⦁ Besides high-skill jobs, the generative AI revolution can be transformative for urban governance.
⦁ It does look like a ChatGPT revolution is beckoning us today just like the internet and Google did at the beginning of the millennium.
⦁ On the face of it, such AI-powered bots are quite skill-intensive.
⦁ Given a query, these bots use generative AI to sift through enormous amounts of data, which enables them to create intelligent and insightful responses.
⦁ So the thinking is that these bots will increasingly replace high-skilled jobs.
⦁ But can they also play a community role in providing a variety of services?
⦁ Not enough attention is being paid to this potential. Tellingly, in a December 2021 online survey of around 20,000 adults across 28 countries, on how they expected the increased use of AI to change their lives in the next 3-5 years, 35% mentioned education, 33% mentioned safety, 32% employment, but public services were not mentioned.
⦁ The employment effects of automation are primarily influenced by the type of tasks in which machines develop their comparative advantage over workers.
⦁ During the First Industrial Revolution in England, automation enabled unskilled workers to undertake work previously carried out by artisans and craftsmen.

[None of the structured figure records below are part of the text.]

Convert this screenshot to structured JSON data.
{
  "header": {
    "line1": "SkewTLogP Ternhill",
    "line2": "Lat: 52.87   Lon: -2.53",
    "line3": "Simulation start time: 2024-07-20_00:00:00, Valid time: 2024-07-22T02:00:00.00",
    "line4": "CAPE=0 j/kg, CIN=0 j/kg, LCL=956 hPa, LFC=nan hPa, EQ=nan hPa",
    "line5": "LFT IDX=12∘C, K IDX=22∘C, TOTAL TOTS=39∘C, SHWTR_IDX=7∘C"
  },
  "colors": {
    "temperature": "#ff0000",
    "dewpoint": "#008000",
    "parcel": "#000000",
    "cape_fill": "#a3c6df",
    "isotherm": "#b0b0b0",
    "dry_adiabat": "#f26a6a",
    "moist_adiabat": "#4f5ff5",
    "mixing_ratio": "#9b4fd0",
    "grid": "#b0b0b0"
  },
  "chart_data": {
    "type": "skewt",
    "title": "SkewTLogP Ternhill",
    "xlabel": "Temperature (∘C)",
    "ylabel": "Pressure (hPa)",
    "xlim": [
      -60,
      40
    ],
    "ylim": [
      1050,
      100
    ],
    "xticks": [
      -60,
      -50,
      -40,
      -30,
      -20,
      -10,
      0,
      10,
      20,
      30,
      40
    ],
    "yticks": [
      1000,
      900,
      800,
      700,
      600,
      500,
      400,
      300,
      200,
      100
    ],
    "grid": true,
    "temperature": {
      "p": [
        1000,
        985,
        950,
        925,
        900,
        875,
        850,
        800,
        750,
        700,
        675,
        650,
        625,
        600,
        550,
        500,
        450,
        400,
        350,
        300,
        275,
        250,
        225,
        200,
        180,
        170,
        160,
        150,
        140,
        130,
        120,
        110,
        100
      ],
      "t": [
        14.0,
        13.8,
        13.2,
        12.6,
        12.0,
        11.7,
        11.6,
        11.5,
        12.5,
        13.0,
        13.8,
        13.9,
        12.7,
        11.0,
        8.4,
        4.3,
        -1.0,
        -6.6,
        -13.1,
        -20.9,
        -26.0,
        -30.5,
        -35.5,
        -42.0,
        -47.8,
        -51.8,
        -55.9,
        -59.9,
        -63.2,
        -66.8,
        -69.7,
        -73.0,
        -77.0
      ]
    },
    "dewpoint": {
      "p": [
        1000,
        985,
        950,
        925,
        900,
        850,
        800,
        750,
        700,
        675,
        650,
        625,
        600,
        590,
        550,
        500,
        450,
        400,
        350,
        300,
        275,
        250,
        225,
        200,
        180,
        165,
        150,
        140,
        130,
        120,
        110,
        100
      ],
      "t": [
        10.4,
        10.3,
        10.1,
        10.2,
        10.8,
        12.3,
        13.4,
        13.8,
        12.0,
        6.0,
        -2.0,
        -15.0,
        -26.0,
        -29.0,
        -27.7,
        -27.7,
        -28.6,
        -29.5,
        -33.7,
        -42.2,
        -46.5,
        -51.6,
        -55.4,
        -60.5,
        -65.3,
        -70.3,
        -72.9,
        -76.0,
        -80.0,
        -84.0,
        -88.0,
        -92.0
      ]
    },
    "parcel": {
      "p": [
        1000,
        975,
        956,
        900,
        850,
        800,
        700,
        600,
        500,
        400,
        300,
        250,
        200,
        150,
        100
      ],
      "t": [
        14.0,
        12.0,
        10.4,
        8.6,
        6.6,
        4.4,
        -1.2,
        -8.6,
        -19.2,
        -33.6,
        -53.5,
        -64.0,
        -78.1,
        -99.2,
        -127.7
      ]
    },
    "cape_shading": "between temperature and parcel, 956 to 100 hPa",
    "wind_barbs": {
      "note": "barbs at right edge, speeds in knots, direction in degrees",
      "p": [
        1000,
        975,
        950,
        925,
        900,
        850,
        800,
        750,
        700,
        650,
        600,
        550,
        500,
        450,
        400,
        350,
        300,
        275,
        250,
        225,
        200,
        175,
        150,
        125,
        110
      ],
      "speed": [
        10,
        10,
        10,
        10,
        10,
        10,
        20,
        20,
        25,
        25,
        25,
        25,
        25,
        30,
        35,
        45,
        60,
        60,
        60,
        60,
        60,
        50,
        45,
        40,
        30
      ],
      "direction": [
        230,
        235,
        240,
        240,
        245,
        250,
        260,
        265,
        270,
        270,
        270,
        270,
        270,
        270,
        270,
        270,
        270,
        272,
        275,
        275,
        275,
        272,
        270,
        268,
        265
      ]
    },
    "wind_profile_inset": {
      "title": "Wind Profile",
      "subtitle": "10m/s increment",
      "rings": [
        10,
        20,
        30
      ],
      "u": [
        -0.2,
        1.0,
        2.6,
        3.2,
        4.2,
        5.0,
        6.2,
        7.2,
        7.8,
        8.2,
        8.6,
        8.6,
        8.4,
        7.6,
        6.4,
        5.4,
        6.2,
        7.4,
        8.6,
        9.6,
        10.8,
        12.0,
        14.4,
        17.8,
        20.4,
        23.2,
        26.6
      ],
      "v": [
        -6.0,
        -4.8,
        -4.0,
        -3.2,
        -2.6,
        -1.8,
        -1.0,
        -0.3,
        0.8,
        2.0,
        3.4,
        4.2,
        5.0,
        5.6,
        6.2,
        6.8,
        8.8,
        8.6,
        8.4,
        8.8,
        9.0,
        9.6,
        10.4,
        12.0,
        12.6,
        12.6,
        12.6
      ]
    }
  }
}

⦁ During the 1980s, information technologies replaced workers from jobs with high routine task content, leading to a decline in middle-wage jobs in the US labour market.
Low-skilled routine jobs
⦁ While ChatGPT is an example of automation that is high-skilled performance of non-routine tasks, is there a way for automation of low skilled routine jobs ?
⦁ Already robots are replacing waiters and waitresses in ageing societies such as Japan.
⦁ Even our own Bengaluru has a restaurant where robots serve food.
⦁ There is the iRobot Roomba vacuum cleaning machine that can see home furnishings and intelligently manoeuvre around them to clean homes.
⦁ There are many smart homes in the US which use this technology to clean even when the owners are not around – which we encountered much to our dismay once in Florida.
⦁ Robots are being used in dusty environments where humans are prone to respiratory problems, thereby improving worker safety.
⦁ Recently the Union finance minister mentioned in her budget speech machines that can eliminate manual scavenging in our cities.
⦁ Our city roads are riddled with potholes which cause traffic jams, long commute times, accidents, and many health issues.
⦁ In fact, this was initiated in the UK in 2020, where autonomous repair robots can identify cracks in the roads really quickly, and flatten these with asphalt.
⦁ Census 2011 found that nearly 20% of our slum households did not have a toilet on their premises.
⦁ Our cities continue to be characterised by poor solid waste management and sanitation.
⦁ It would be great if we could use bots and robots to help clear waste and make our cities clean.
⦁ In the US, cities have begun depending on AI-assisted robots to sort solid waste in recycling plants.
⦁ This is one reason why many households in the US no longer need to segregate waste.
⦁ So even beyond helping end manual scavenging, mechanical sorting of waste can really safeguard sanitation workers from health hazards – especially in our cities where workers do not have gloves or protective gear even in the post-Covid world, such bots would be much appreciated.
⦁ There is also the recent news of a trashbot being used to segregate municipal waste in Chickballapur and Bommasandra in Bengaluru.
⦁ There is a comparative advantage in using automation in all the above areas as robots are efficient.
⦁ Moreover, they can relieve low-skilled and low-wage workers from hazardous jobs.
⦁ Government should create skill development and entrepreneurship programmes to give them alternative livelihoods.
⦁ Bots such as ChatGPT are conversational and this feature can also be really useful in improving governance in our cities – where there are never ever enough officials to answer all public queries.
⦁ Overall smart cities need smart deployment of intelligent machines.